It was late morning and I was in my hotel room getting ready to speak and then to travel on to my next engagement. It was a long flight and wanted to be able to change into my travel clothes before getting on the plane. Knowing what a hassle that can be without having the convenience of a hotel room, I called down to the front desk to ask a favor.

The hotel was a first class Scottsdale beauty and the service had been up until that point, stellar, so I anticipated a friendly response to my request for a late check out time.

“Hi this is JoAnna Brandi in room 352 and I am speaking with the Inc. Magazine conference and I would love to be able to check out of my room late and change into my travel clothes, can I get a late checkout?”

“No..” came the response from the desk clerk. My mind raced into gear, “Okay, then, I guess I’ll have to go into the ladies room to change, oh my goodness, it’s so hard to get my suit off and those darn pantyhose and get the heels all packed up in their little bag, and then hang it all up in my suitcase so my suit’s fresh when I get there,” my mind raced as it imagined all the steps it would take to get seated comfortably on the airplane. And then the young man finished the sentence. “…problem. No problem.”

YIKES! What a waste of my precious energy! The moment my ears heard “No” it sent my mind into action (more like hyper-gear.) Can’t help it – that’s what happened – I heard the “No” long enough to react. Customers never want to hear the word “No.” And then he topped it off with that other word customers never want to hear, “Problem.”

So yesterday when I got off the phone with my phone company’s tech support service and when I bought some light bulbs at the drugstore and when I called to have a package picked up and asked for water with lemon at the restaurant the other night and I got that same response, “No problem,” “No problem,” “No problem,” “No problem,” “No problem,” I let out a rather loud shriek. I’m having a serious problem with “no problem.”

Why is this seemingly innocuous little phrase annoying me so? For one thing it’s crept into our language so pervasively that sometimes I hear it six or seven times in one conversation, for another, I know a little about how the human brain works – and herein lies the real problem. Humor me for the moment.

I don’t want you to think of basketball. That’s right, DON’T think about basketball. And while you’re at it, don’t think of juicy ripe oranges. And please, whatever you do DON’T think about alligators. Don’t for a moment put your mind on pink elephants.

Okay, what did you just think about? Basketball, ripe oranges, alligators and the perennial favorite, pink elephants? Of course you did. Your mind is wired the same way as everyone else’s. We can’t think about anything else BUT what we focus on and the word “don’t” and “no” register the same way as “go right ahead” because the unconscious mind can’t understand the reverse of an idea. So it’s true that when you tell little Sally NOT to drop the ball she is likely to do it because you just focused her attention on it. “Watch out! Don’t spill your milk!” Yep – it’s a subconscious command to spill the milk.

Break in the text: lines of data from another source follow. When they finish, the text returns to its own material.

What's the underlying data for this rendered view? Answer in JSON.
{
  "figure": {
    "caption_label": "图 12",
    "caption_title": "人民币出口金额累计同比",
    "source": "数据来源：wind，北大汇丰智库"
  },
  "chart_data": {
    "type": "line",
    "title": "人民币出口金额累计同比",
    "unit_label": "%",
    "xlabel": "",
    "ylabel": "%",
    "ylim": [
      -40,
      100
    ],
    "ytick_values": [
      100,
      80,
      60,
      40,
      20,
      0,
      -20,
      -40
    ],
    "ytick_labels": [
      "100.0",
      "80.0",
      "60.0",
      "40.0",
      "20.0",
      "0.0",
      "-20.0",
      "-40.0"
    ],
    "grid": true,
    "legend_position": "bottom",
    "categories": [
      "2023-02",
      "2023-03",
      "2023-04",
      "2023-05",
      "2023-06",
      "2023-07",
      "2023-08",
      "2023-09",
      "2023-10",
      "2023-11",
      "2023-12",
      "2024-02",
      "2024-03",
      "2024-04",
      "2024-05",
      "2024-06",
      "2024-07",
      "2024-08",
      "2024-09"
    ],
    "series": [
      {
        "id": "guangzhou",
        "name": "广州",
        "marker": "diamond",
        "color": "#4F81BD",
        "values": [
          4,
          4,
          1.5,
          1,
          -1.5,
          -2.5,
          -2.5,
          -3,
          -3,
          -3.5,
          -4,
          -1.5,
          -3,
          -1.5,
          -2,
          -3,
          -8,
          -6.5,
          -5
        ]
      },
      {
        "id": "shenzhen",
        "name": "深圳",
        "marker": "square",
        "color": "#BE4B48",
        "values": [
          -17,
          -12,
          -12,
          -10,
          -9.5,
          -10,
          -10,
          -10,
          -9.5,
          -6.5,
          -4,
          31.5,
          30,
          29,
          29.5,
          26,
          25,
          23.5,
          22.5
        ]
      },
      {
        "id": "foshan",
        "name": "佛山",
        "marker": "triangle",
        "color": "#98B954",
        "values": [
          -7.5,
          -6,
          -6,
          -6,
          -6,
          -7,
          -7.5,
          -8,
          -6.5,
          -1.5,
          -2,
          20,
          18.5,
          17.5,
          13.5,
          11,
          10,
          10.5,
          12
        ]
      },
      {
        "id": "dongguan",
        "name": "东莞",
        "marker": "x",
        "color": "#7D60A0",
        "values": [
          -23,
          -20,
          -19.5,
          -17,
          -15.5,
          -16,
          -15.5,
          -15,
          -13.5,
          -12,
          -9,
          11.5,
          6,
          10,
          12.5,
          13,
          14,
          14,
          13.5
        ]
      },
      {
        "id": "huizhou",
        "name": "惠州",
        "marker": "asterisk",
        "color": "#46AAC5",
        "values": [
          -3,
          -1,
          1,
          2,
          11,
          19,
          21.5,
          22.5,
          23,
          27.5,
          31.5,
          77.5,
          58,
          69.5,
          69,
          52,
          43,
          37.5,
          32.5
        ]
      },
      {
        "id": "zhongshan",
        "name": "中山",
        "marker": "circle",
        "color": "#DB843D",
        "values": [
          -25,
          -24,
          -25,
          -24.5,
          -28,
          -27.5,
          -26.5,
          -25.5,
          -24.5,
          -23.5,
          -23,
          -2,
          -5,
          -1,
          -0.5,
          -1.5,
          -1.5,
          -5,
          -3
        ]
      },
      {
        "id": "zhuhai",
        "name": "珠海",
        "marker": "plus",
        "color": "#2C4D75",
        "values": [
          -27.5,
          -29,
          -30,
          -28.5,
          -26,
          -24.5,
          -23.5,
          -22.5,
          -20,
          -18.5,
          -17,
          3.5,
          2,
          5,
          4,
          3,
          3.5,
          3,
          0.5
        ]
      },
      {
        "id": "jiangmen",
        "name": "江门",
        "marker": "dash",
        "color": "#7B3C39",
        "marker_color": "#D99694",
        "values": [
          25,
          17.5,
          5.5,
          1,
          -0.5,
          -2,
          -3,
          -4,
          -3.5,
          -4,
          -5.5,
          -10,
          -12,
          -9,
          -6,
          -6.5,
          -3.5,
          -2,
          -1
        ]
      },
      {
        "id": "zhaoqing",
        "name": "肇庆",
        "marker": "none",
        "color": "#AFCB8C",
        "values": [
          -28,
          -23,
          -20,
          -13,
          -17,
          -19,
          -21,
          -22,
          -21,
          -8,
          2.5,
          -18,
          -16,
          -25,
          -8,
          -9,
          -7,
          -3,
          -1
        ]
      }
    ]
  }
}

And back to the customer? Well, they might have just had a perfectly lovely experience with you and they politely say “Thank you” and you respond with “No problem.”

Puh-leeze! Get over that wimpy negative phrase and step up to the plate with some real care and appreciation.

Let’s look at all the nice things one can say to a customer in place of those two negative words. “It’s my pleasure.” “Absolutely.” “I’d love to help.” “You’re welcome.” “Certainly.” “Great, I’ll get right to it.”

Creating a more POSITIVE customer experience is the goal. Language plays an important, even if subtle part of the whole impression. From today on pay close attention to how many times you hear “no problem,” and how many times you say it. You’ll be amazed!